Auf dem Weg zum Exekutionsplatz fragte der Aufsichtsbeamte: „Hast du nichts zu sagen?“
„Nein“, antwortete ich.
„Willst du denn nicht wenigstens deinen Angehörigen schreiben?“
Ich antwortete wieder: „Nein. Sie ahnen schon, daß ich hier hingerichtet werde.“
Im Hof angekommen, befahl man mir, mich gegen die Wand zu stellen. Aber statt den Soldaten den Schießbefehl zu geben, befahl der Aufsichtsbeamte: „Bringt ihn nach drinnen.“ Die Hinrichtung war also nur gestellt, um herauszufinden, ob ich an meinem Entschluß festhielt.
Später verlegte man mich auf die Insel Makronisos, wo ich außer der Bibel keine Literatur haben durfte. Man hielt 13 Zeugen in einem kleinen Haus gefangen, das von den zirka 500 inhaftierten Verbrechern getrennt war. Und trotzdem wurde Literatur für uns hineingeschmuggelt. Eines Tages bekam ich zum Beispiel mit der Post eine Schachtel loukoúmia (eine beliebte Süßigkeit) zugeschickt. Die Kontrollbeamten waren so damit beschäftigt, die loukoúmia zu probieren, daß sie die darunter versteckte Wachtturm-Ausgabe übersahen. Der Kommentar eines Zeugen dazu war: „Die Soldaten aßen die loukoúmia, doch wir ‚aßen‘ den Wachtturm!“
Wir erhielten ein Exemplar des damals gerade freigegebenen Buches Was hat die Religion der Menschheit gebracht?, und einer von uns, der Englisch konnte, übersetzte es. Den Wachtturm studierten wir gemeinsam im geheimen. Wir sahen das Gefängnis als Schulung an, als eine Gelegenheit, uns geistig zu stärken. Trotz allem waren wir glücklich, denn wir wußten, daß unser Weg der Lauterkeit Jehova wohlgefällig war.

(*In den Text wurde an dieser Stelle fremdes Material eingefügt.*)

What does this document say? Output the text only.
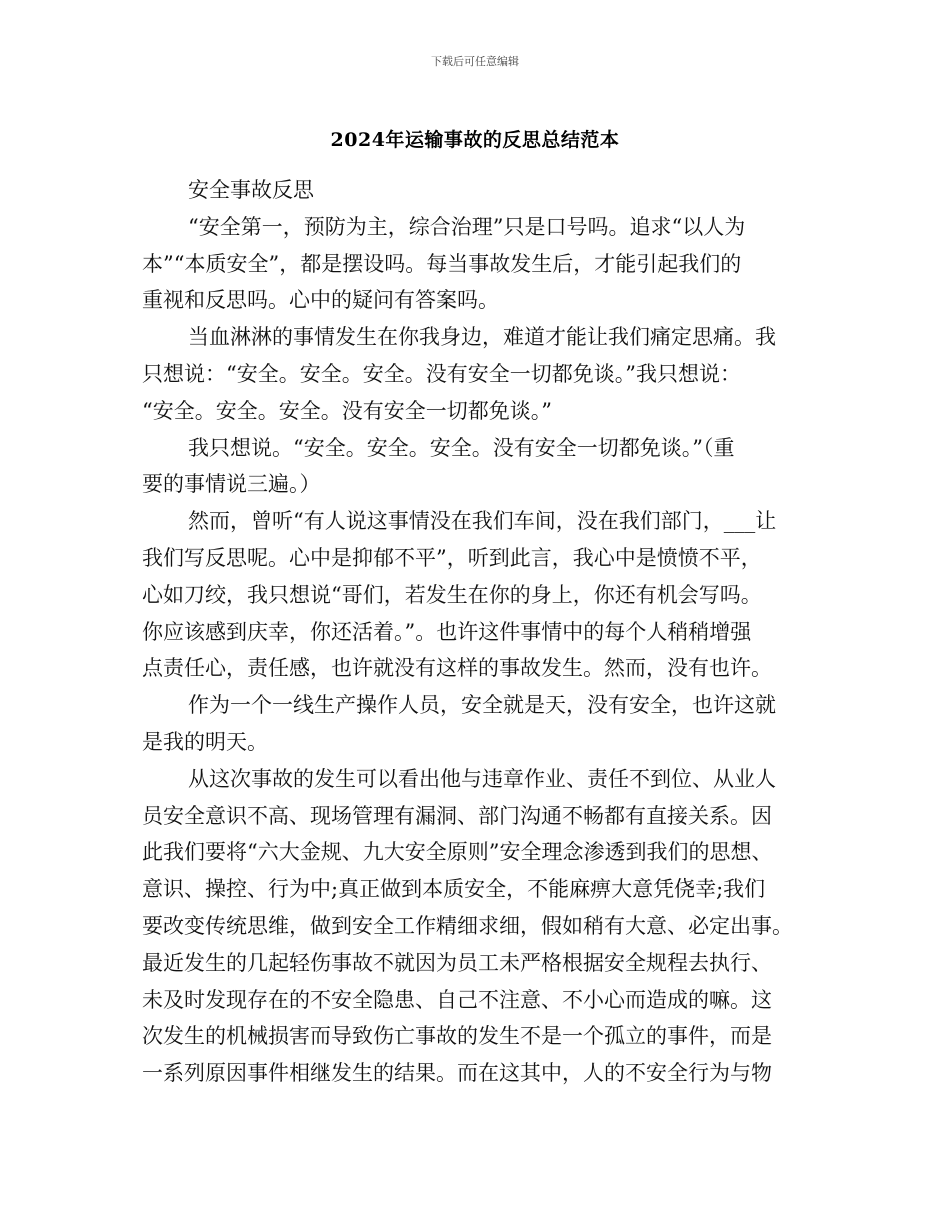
下载后可任意编辑
2024年运输事故的反思总结范本
安全事故反思
“安全第一，预防为主，综合治理”只是口号吗。追求“以人为
本”“本质安全”，都是摆设吗。每当事故发生后，才能引起我们的
重视和反思吗。心中的疑问有答案吗。
当血淋淋的事情发生在你我身边，难道才能让我们痛定思痛。我
只想说：“安全。安全。安全。没有安全一切都免谈。”我只想说：
“安全。安全。安全。没有安全一切都免谈。”
我只想说。“安全。安全。安全。没有安全一切都免谈。”（重
要的事情说三遍。）
然而，曾听“有人说这事情没在我们车间，没在我们部门，___让
我们写反思呢。心中是抑郁不平”，听到此言，我心中是愤愤不平，
心如刀绞，我只想说“哥们，若发生在你的身上，你还有机会写吗。
你应该感到庆幸，你还活着。”。也许这件事情中的每个人稍稍增强
点责任心，责任感，也许就没有这样的事故发生。然而，没有也许。
作为一个一线生产操作人员，安全就是天，没有安全，也许这就
是我的明天。
从这次事故的发生可以看出他与违章作业、责任不到位、从业人
员安全意识不高、现场管理有漏洞、部门沟通不畅都有直接关系。因
此我们要将“六大金规、九大安全原则”安全理念渗透到我们的思想、
意识、操控、行为中;真正做到本质安全，不能麻痹大意凭侥幸;我们
要改变传统思维，做到安全工作精细求细，假如稍有大意、必定出事。
最近发生的几起轻伤事故不就因为员工未严格根据安全规程去执行、
未及时发现存在的不安全隐患、自己不注意、不小心而造成的嘛。这
次发生的机械损害而导致伤亡事故的发生不是一个孤立的事件，而是
一系列原因事件相继发生的结果。而在这其中，人的不安全行为与物
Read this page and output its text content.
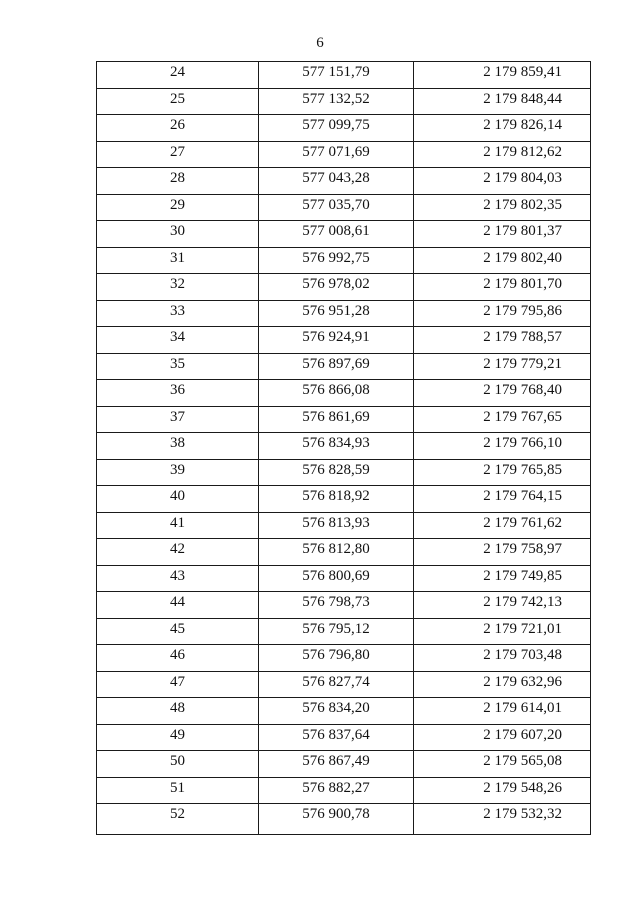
6
24	577 151,79	2 179 859,41
25	577 132,52	2 179 848,44
26	577 099,75	2 179 826,14
27	577 071,69	2 179 812,62
28	577 043,28	2 179 804,03
29	577 035,70	2 179 802,35
30	577 008,61	2 179 801,37
31	576 992,75	2 179 802,40
32	576 978,02	2 179 801,70
33	576 951,28	2 179 795,86
34	576 924,91	2 179 788,57
35	576 897,69	2 179 779,21
36	576 866,08	2 179 768,40
37	576 861,69	2 179 767,65
38	576 834,93	2 179 766,10
39	576 828,59	2 179 765,85
40	576 818,92	2 179 764,15
41	576 813,93	2 179 761,62
42	576 812,80	2 179 758,97
43	576 800,69	2 179 749,85
44	576 798,73	2 179 742,13
45	576 795,12	2 179 721,01
46	576 796,80	2 179 703,48
47	576 827,74	2 179 632,96
48	576 834,20	2 179 614,01
49	576 837,64	2 179 607,20
50	576 867,49	2 179 565,08
51	576 882,27	2 179 548,26
52	576 900,78	2 179 532,32
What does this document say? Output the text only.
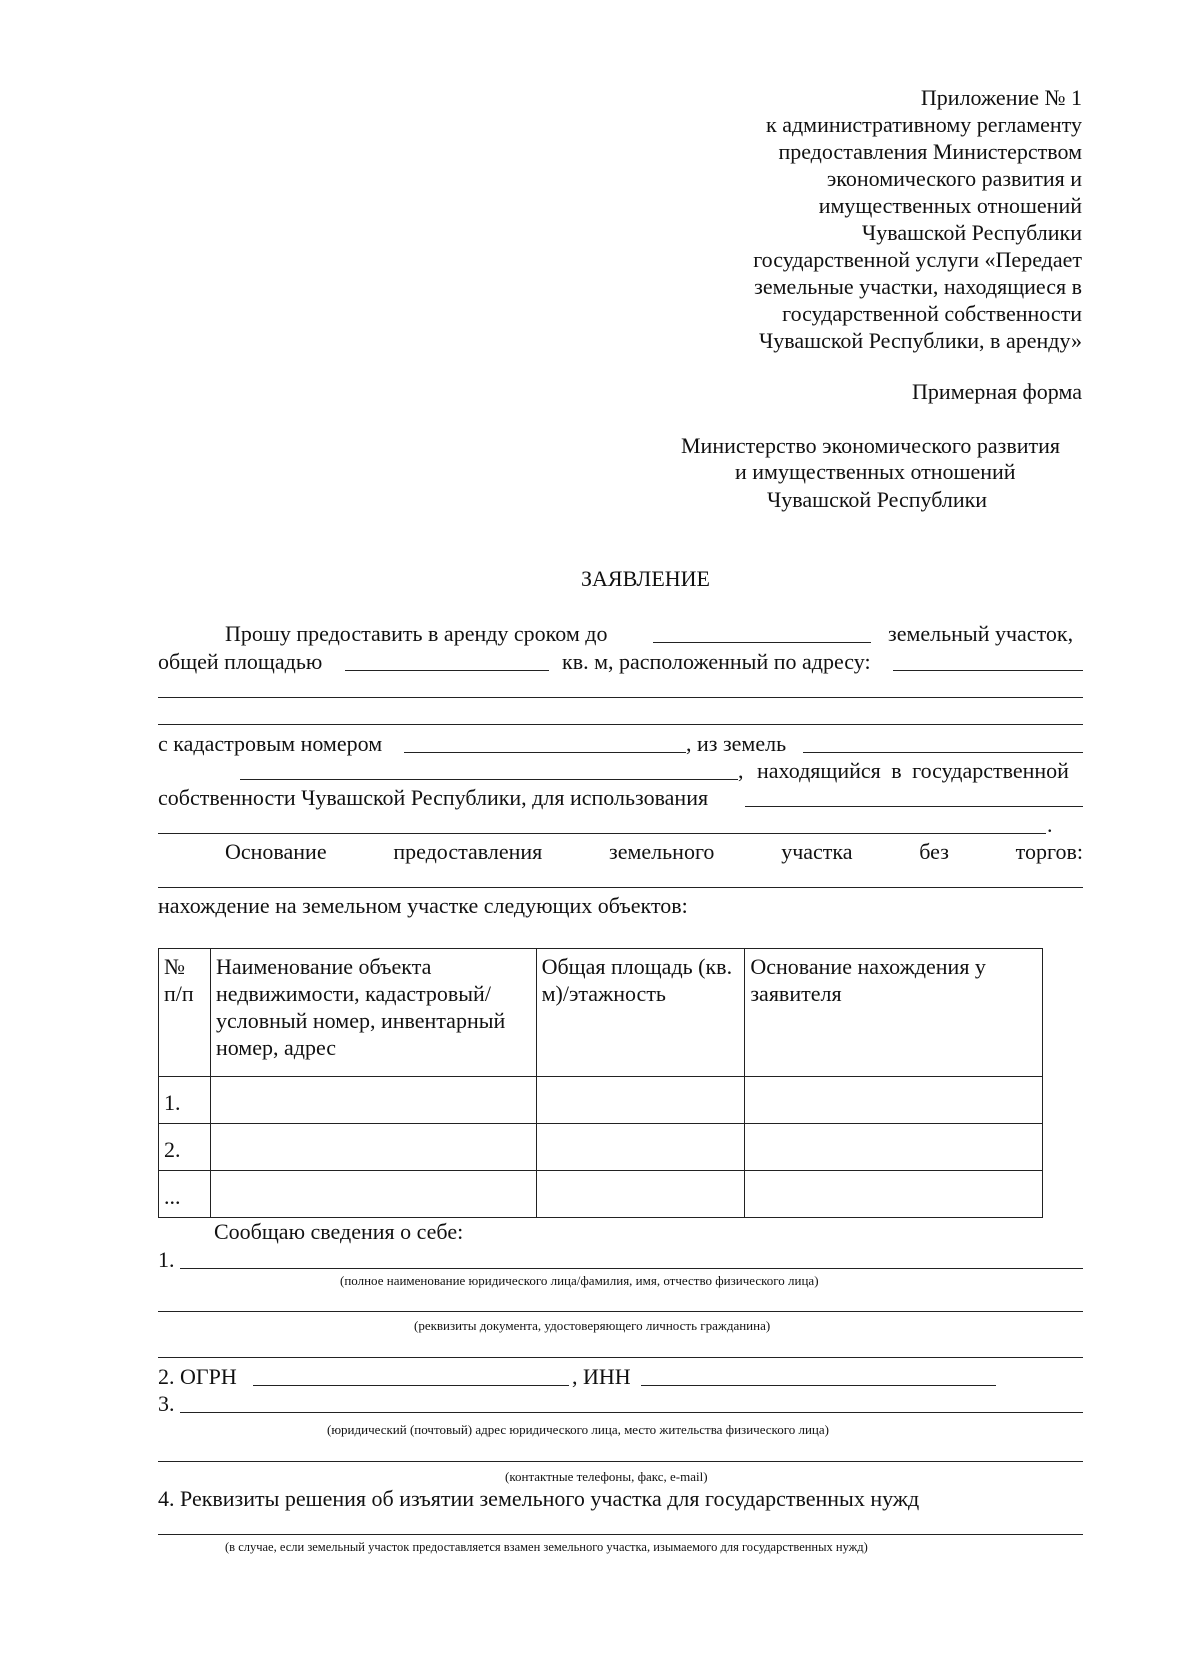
Приложение № 1
к административному регламенту
предоставления Министерством
экономического развития и
имущественных отношений
Чувашской Республики
государственной услуги «Передает
земельные участки, находящиеся в
государственной собственности
Чувашской Республики, в аренду»
Примерная форма
Министерство экономического развития
и имущественных отношений
Чувашской Республики
ЗАЯВЛЕНИЕ
Прошу предоставить в аренду сроком до	земельный участок,
общей площадью	кв. м, расположенный по адресу:
с кадастровым номером	, из земель
, находящийся в государственной
собственности Чувашской Республики, для использования
.
Основание	предоставления	земельного	участка	без	торгов:
нахождение на земельном участке следующих объектов:
№ п/п	Наименование объекта недвижимости, кадастровый/условный номер, инвентарный номер, адрес	Общая площадь (кв. м)/этажность	Основание нахождения у заявителя
1.			
2.			
...			
Сообщаю сведения о себе:
1.
(полное наименование юридического лица/фамилия, имя, отчество физического лица)
(реквизиты документа, удостоверяющего личность гражданина)
2. ОГРН	, ИНН
3.
(юридический (почтовый) адрес юридического лица, место жительства физического лица)
(контактные телефоны, факс, e-mail)
4. Реквизиты решения об изъятии земельного участка для государственных нужд
(в случае, если земельный участок предоставляется взамен земельного участка, изымаемого для государственных нужд)
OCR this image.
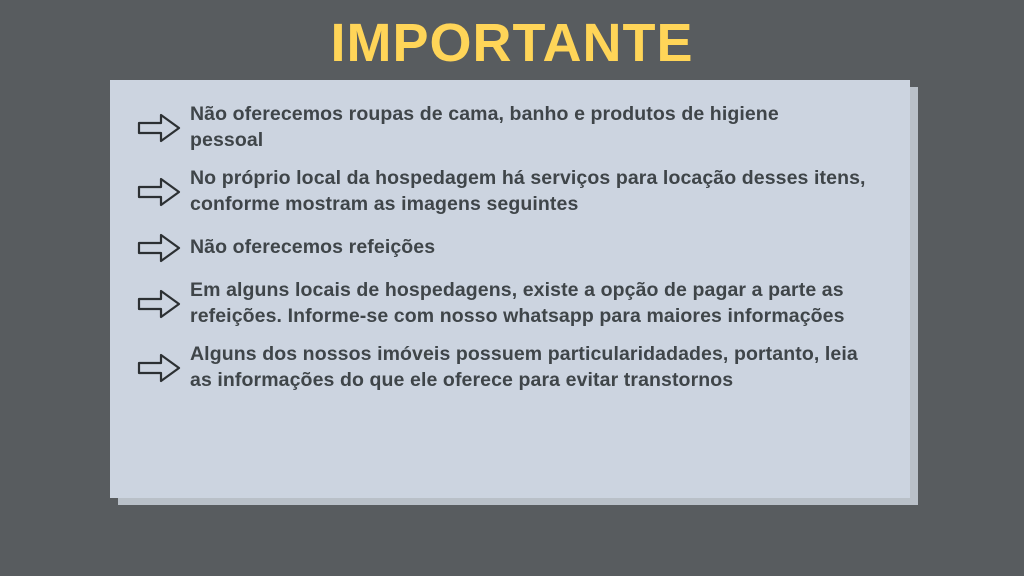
IMPORTANTE
Não oferecemos roupas de cama, banho e produtos de higiene pessoal
No próprio local da hospedagem há serviços para locação desses itens, conforme mostram as imagens seguintes
Não oferecemos refeições
Em alguns locais de hospedagens, existe a opção de pagar a parte as refeições. Informe-se com nosso whatsapp para maiores informações
Alguns dos nossos imóveis possuem particularidadades, portanto, leia as informações do que ele oferece para evitar transtornos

Zum Schluß war ich im Osten des Peloponnes in Tyrintha inhaftiert. Ich bemerkte, daß ein Wärter dort genau beobachtete, wie ich mit einem Mitinsassen die Bibel studierte. Wie überrascht war ich doch, als ich den Wärter Jahre später in Saloniki traf! In der Zwischenzeit war er ein Zeuge geworden. Später kam sein Sohn ins Gefängnis, nicht als Wärter, sondern als Gefangener. Er war aus dem gleichen Grund in Haft wie ich damals.
Erneute Tätigkeit nach der Freilassung
Von den zwanzig Jahren Gefängnis, zu denen ich verurteilt worden war, verbüßte ich nur drei Jahre. Nach meiner Freilassung entschloß ich mich dazu, mein Domizil in Athen aufzuschlagen. Ich erkrankte jedoch bald an Rippenfellentzündung und sah mich gezwungen, nach Saloniki zurückzukehren. Zwei Monate lang mußte ich das Bett hüten. Später lernte ich Koula kennen, ein nettes Mädchen, und im Dezember 1959 heirateten wir. 1962 begann sie mit dem Dienst als Pionier, wie Vollzeitprediger der Zeugen Jehovas genannt werden. Drei Jahre später war es mir möglich, mich ihr im Pionierdienst anzuschließen.
Im Januar 1965 wurden wir in den Kreisdienst gesandt, um einzelne Versammlungen zu besuchen und sie geistig zu stärken. In jenem Sommer hatten wir auch das Vorrecht, zum ersten Mal einem großen Bezirkskongreß in Wien beizuwohnen. Das war etwas ganz anderes als in Griechenland, wo wir uns heimlich im Wald treffen mußten, weil unser Werk verboten war. Gegen Ende des Jahres 1965 erhielten wir die Einladung, im Zweigbüro der Zeugen Jehovas in Athen mitzuarbeiten. Wegen der gesundheitlichen Probleme einiger meiner Verwandten mußten wir jedoch 1967 wieder nach Saloniki zurückkehren.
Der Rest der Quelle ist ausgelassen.